We check for the first brain available.
[4] Examine the State and Action Spaces. We get the information frame as follows:

 Number of agents: 2   
 Size of each action: 2   
 There are 2 agents. Each observes a state with length: 24    
 The state for the first agent looks like: 
 [ 0.          0.          0.          0.          0.          0.     
   0.          0.          0.          0.          0.          0.   
   0.          0.          0.          0.         -6.65278625 -1.5   
  -0.          0.          6.83172083  6.         -0.          0.        ]     

[5] Create env_info and maddpg agent:

 env_info = env.reset(train_mode=True)[brain_name]      
 agent = maddpg_agent(num_agents=2, state_size=24, action_size=2)   

[6] Define and run the main function train :

 scores_total, scores_global = train(maddpg, env, dir_chkpoints, n_episodes=1700)  

[7] Print graph of scores_total (blue bars) over all episodes, and scores_global
(the line 'Avg on 100 episodes' - orange points)
The environment was solved in 1302 episodes, at this point the Average Score is achieved to +0.5,
see Tennis.ipynb or REPORT.ipynb.

Train History

At 2761 episodes the Average Score is achived to +1.14.

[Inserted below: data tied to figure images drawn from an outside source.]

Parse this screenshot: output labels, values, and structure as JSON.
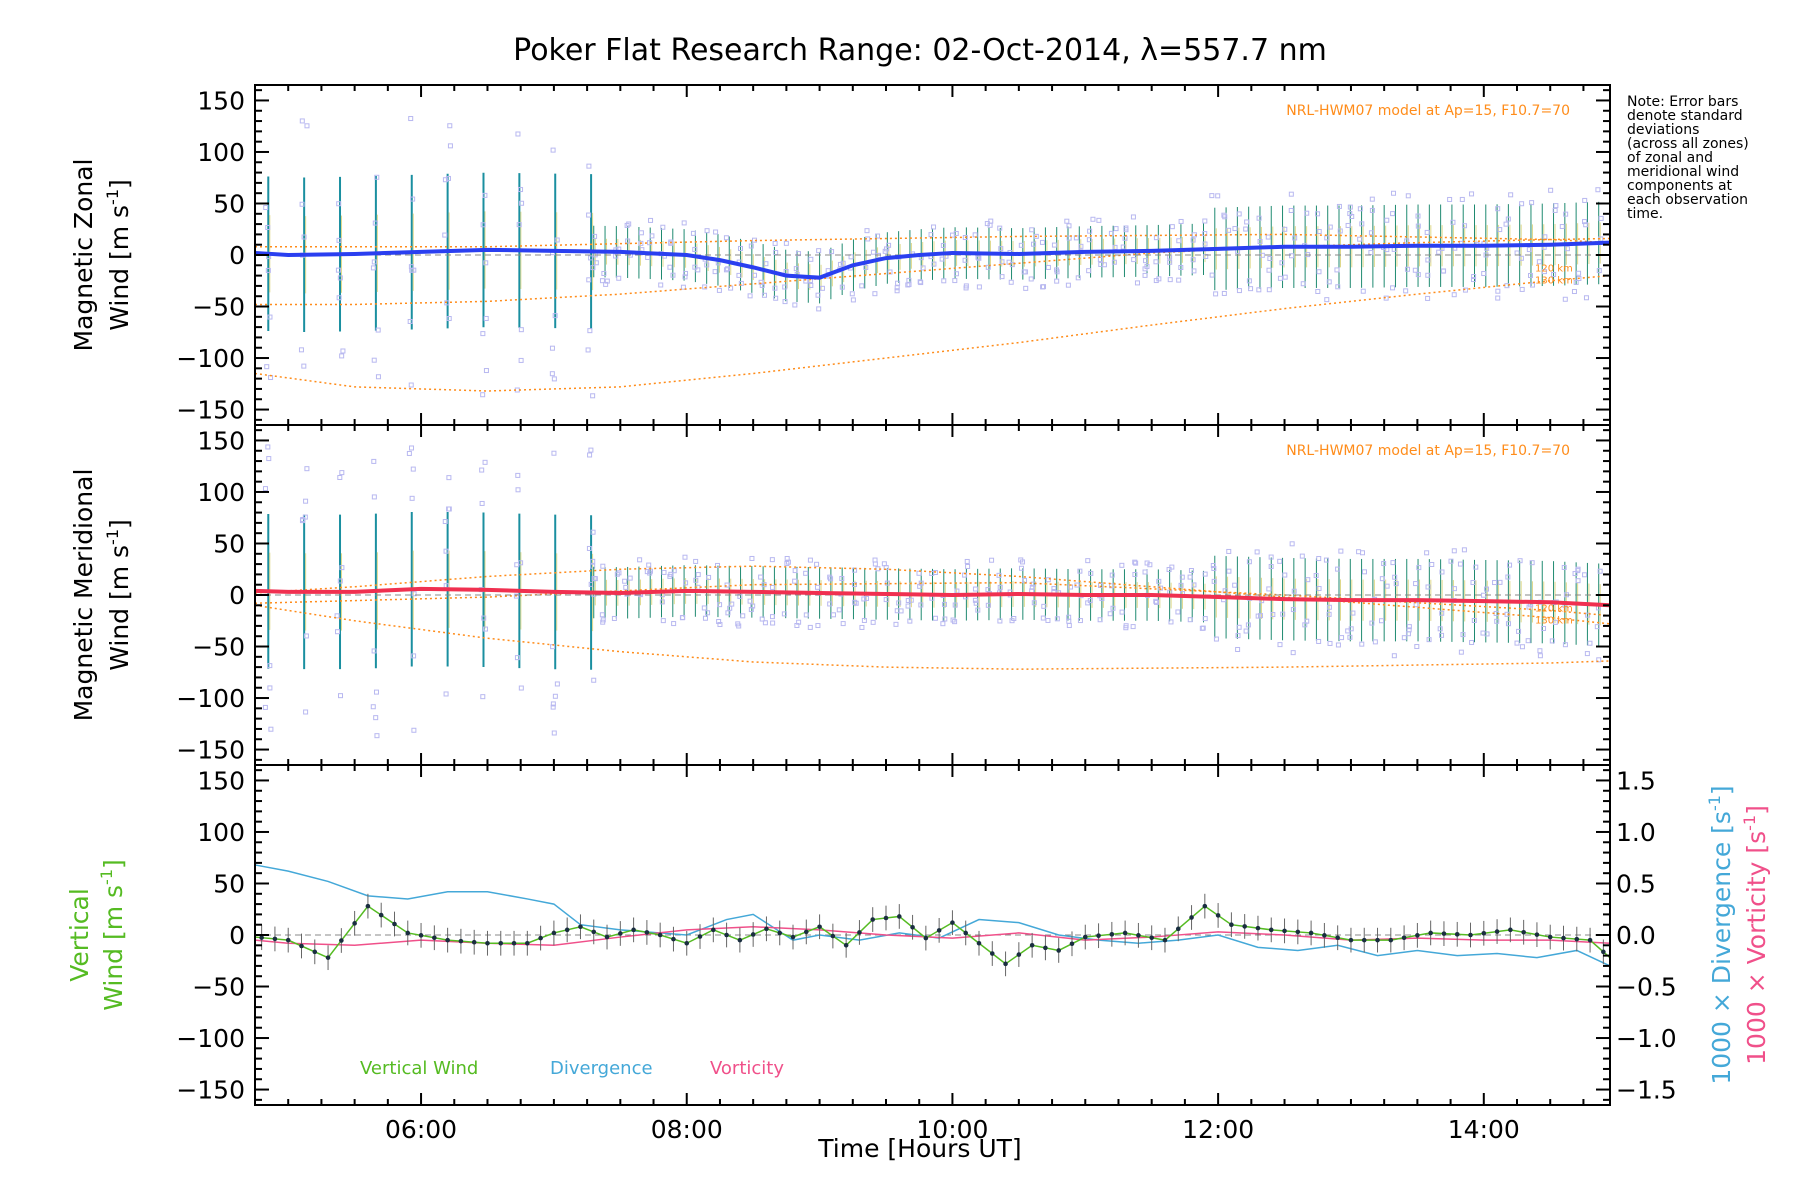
{
  "chart_data": {
    "type": "line",
    "title": "Poker Flat Research Range: 02-Oct-2014, λ=557.7 nm",
    "xlabel": "Time [Hours UT]",
    "xlim": [
      4.75,
      14.95
    ],
    "x_ticks": [
      "06:00",
      "08:00",
      "10:00",
      "12:00",
      "14:00"
    ],
    "note": [
      "Note: Error bars",
      "denote standard",
      "deviations",
      "(across all zones)",
      "of zonal and",
      "meridional wind",
      "components at",
      "each observation",
      "time."
    ],
    "colors": {
      "zonal": "#2a3ff0",
      "zonal_light": "#4a90e0",
      "meridional": "#f03050",
      "model": "#ff8c1a",
      "scatter": "#b8b8f0",
      "vertical": "#55bb22",
      "divergence": "#44a8d8",
      "vorticity": "#f0508a",
      "errorbar": "#8899cc"
    },
    "panels": [
      {
        "ylabel_line1": "Magnetic Zonal",
        "ylabel_line2": "Wind",
        "ylabel_unit": "[m s",
        "ylabel_exp": "-1",
        "ylabel_close": "]",
        "ylim": [
          -165,
          165
        ],
        "y_ticks": [
          "150",
          "100",
          "50",
          "0",
          "−50",
          "−100",
          "−150"
        ],
        "model_label": "NRL-HWM07 model at Ap=15, F10.7=70",
        "alt_labels": [
          "120 km",
          "130 km"
        ],
        "series": {
          "x": [
            4.75,
            5.0,
            5.5,
            6.0,
            6.5,
            7.0,
            7.5,
            8.0,
            8.25,
            8.5,
            8.75,
            9.0,
            9.25,
            9.5,
            9.75,
            10.0,
            10.5,
            11.0,
            11.5,
            12.0,
            12.5,
            13.0,
            13.5,
            14.0,
            14.5,
            14.95
          ],
          "values": [
            2,
            0,
            1,
            3,
            5,
            4,
            3,
            0,
            -5,
            -12,
            -20,
            -22,
            -10,
            -3,
            0,
            2,
            1,
            3,
            4,
            6,
            8,
            8,
            9,
            9,
            10,
            12
          ]
        },
        "model_curves": [
          {
            "x": [
              4.75,
              5.5,
              6.5,
              7.5,
              8.5,
              9.5,
              10.5,
              11.5,
              12.5,
              13.5,
              14.5,
              14.95
            ],
            "values": [
              -48,
              -48,
              -45,
              -38,
              -28,
              -18,
              -8,
              2,
              8,
              12,
              15,
              16
            ]
          },
          {
            "x": [
              4.75,
              5.5,
              6.5,
              7.5,
              8.5,
              9.5,
              10.5,
              11.5,
              12.5,
              13.5,
              14.5,
              14.95
            ],
            "values": [
              -115,
              -128,
              -132,
              -128,
              -115,
              -100,
              -85,
              -68,
              -52,
              -38,
              -25,
              -20
            ]
          },
          {
            "x": [
              4.75,
              6.5,
              8.5,
              10.5,
              12.5,
              14.5,
              14.95
            ],
            "values": [
              8,
              8,
              14,
              18,
              20,
              15,
              12
            ]
          }
        ]
      },
      {
        "ylabel_line1": "Magnetic Meridional",
        "ylabel_line2": "Wind",
        "ylabel_unit": "[m s",
        "ylabel_exp": "-1",
        "ylabel_close": "]",
        "ylim": [
          -165,
          165
        ],
        "y_ticks": [
          "150",
          "100",
          "50",
          "0",
          "−50",
          "−100",
          "−150"
        ],
        "model_label": "NRL-HWM07 model at Ap=15, F10.7=70",
        "alt_labels": [
          "120 km",
          "130 km"
        ],
        "series": {
          "x": [
            4.75,
            5.0,
            5.5,
            6.0,
            6.5,
            7.0,
            7.5,
            8.0,
            8.5,
            9.0,
            9.5,
            10.0,
            10.5,
            11.0,
            11.5,
            12.0,
            12.5,
            13.0,
            13.5,
            14.0,
            14.5,
            14.95
          ],
          "values": [
            4,
            3,
            3,
            6,
            5,
            3,
            2,
            4,
            3,
            2,
            1,
            0,
            1,
            0,
            0,
            -2,
            -4,
            -5,
            -5,
            -6,
            -7,
            -10
          ]
        },
        "model_curves": [
          {
            "x": [
              4.75,
              5.5,
              6.5,
              7.5,
              8.5,
              9.5,
              10.5,
              11.5,
              12.5,
              13.5,
              14.5,
              14.95
            ],
            "values": [
              -10,
              -25,
              -42,
              -55,
              -65,
              -70,
              -72,
              -71,
              -70,
              -68,
              -66,
              -64
            ]
          },
          {
            "x": [
              4.75,
              5.5,
              6.5,
              7.5,
              8.5,
              9.5,
              10.5,
              11.5,
              12.5,
              13.5,
              14.5,
              14.95
            ],
            "values": [
              2,
              8,
              18,
              25,
              28,
              25,
              18,
              8,
              -2,
              -12,
              -22,
              -28
            ]
          },
          {
            "x": [
              4.75,
              6.5,
              8.5,
              10.5,
              12.5,
              14.5,
              14.95
            ],
            "values": [
              -8,
              -2,
              10,
              12,
              0,
              -15,
              -20
            ]
          }
        ]
      },
      {
        "ylabel_line1": "Vertical",
        "ylabel_line2": "Wind",
        "ylabel_unit": "[m s",
        "ylabel_exp": "-1",
        "ylabel_close": "]",
        "ylim": [
          -165,
          165
        ],
        "y_ticks": [
          "150",
          "100",
          "50",
          "0",
          "−50",
          "−100",
          "−150"
        ],
        "y2lim": [
          -1.65,
          1.65
        ],
        "y2_ticks": [
          "1.5",
          "1.0",
          "0.5",
          "0.0",
          "−0.5",
          "−1.0",
          "−1.5"
        ],
        "y2label_div_prefix": "1000 × Divergence",
        "y2label_vor_prefix": "1000 × Vorticity",
        "y2label_unit": "[s",
        "y2label_exp": "-1",
        "y2label_close": "]",
        "legend": [
          "Vertical Wind",
          "Divergence",
          "Vorticity"
        ],
        "vertical_wind": {
          "x": [
            4.75,
            5.0,
            5.3,
            5.6,
            5.9,
            6.2,
            6.5,
            6.8,
            7.0,
            7.2,
            7.4,
            7.6,
            7.8,
            8.0,
            8.2,
            8.4,
            8.6,
            8.8,
            9.0,
            9.2,
            9.4,
            9.6,
            9.8,
            10.0,
            10.2,
            10.4,
            10.6,
            10.8,
            11.0,
            11.3,
            11.6,
            11.9,
            12.1,
            12.4,
            12.7,
            13.0,
            13.3,
            13.6,
            13.9,
            14.2,
            14.5,
            14.8,
            14.95
          ],
          "values": [
            -2,
            -5,
            -22,
            28,
            2,
            -5,
            -8,
            -8,
            2,
            8,
            -2,
            5,
            0,
            -8,
            5,
            -5,
            6,
            -2,
            8,
            -10,
            15,
            18,
            -3,
            12,
            -8,
            -28,
            -10,
            -15,
            -2,
            2,
            -5,
            28,
            10,
            5,
            2,
            -5,
            -5,
            2,
            0,
            5,
            -2,
            -5,
            -22
          ]
        },
        "divergence": {
          "x": [
            4.75,
            5.0,
            5.3,
            5.6,
            5.9,
            6.2,
            6.5,
            6.8,
            7.0,
            7.2,
            7.5,
            7.8,
            8.0,
            8.3,
            8.5,
            8.8,
            9.0,
            9.3,
            9.6,
            9.9,
            10.2,
            10.5,
            10.8,
            11.1,
            11.4,
            11.7,
            12.0,
            12.3,
            12.6,
            12.9,
            13.2,
            13.5,
            13.8,
            14.1,
            14.4,
            14.7,
            14.95
          ],
          "values": [
            0.68,
            0.62,
            0.52,
            0.38,
            0.35,
            0.42,
            0.42,
            0.35,
            0.3,
            0.1,
            0.05,
            0.02,
            0.0,
            0.15,
            0.2,
            -0.05,
            0.0,
            -0.05,
            0.02,
            -0.03,
            0.15,
            0.12,
            0.0,
            -0.05,
            -0.08,
            -0.05,
            0.0,
            -0.12,
            -0.15,
            -0.1,
            -0.2,
            -0.15,
            -0.2,
            -0.18,
            -0.22,
            -0.15,
            -0.3
          ]
        },
        "vorticity": {
          "x": [
            4.75,
            5.0,
            5.5,
            6.0,
            6.5,
            7.0,
            7.5,
            8.0,
            8.5,
            9.0,
            9.5,
            10.0,
            10.5,
            11.0,
            11.5,
            12.0,
            12.5,
            13.0,
            13.5,
            14.0,
            14.5,
            14.95
          ],
          "values": [
            -0.05,
            -0.08,
            -0.1,
            -0.05,
            -0.08,
            -0.1,
            -0.02,
            0.05,
            0.08,
            0.05,
            0.0,
            -0.03,
            0.02,
            -0.05,
            -0.02,
            0.03,
            0.0,
            -0.05,
            -0.03,
            -0.05,
            -0.05,
            -0.08
          ]
        }
      }
    ]
  }
}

Weights of the Trained Agent

The weights of the trained agent are saved into files

  checkpoint_actor_0.pth,  checkpoint_actor_1.pth,  checkpoint_critic_0.pth, checkpoint_critic_1.pth  

into the directory 'checkpoints'

Watch the Trained Agent

[1] Start the Environment for Trained Agent - Init Red and Blue Agents [3] Play Before Training

  The result score (max over agents) almost for all games: 0.0  

[2] Load weights and Play: Prepare function load and play

  def load(dir) # input - directory containing checkpoint files
  play(agent, env, games) # agent is multi-agent ddpg     

[3] Play after training

  Agent #0: Red racket
  Agent #1: Blue racket
  Game: 1, partial score: [1, 0],  Score #0: 2.60, Score #1: 2.60, Timesteps: 1000 
  Game: 2, partial score: [2, 0],  Score #0: 0.20, Score #1: 0.19, Timesteps: 76 
  Game: 3, partial score: [3, 0],  Score #0: 2.60, Score #1: 2.60, Timesteps: 1000 
  Game: 4, partial score: [4, 0],  Score #0: 2.60, Score #1: 2.60, Timesteps: 1000 
  Game: 5, partial score: [4, 1],  Score #0: 2.60, Score #1: 2.70, Timesteps: 1000 
  Winner: Agent #0


Most of the code is based on the Udacity code for Multi-agent DDPG.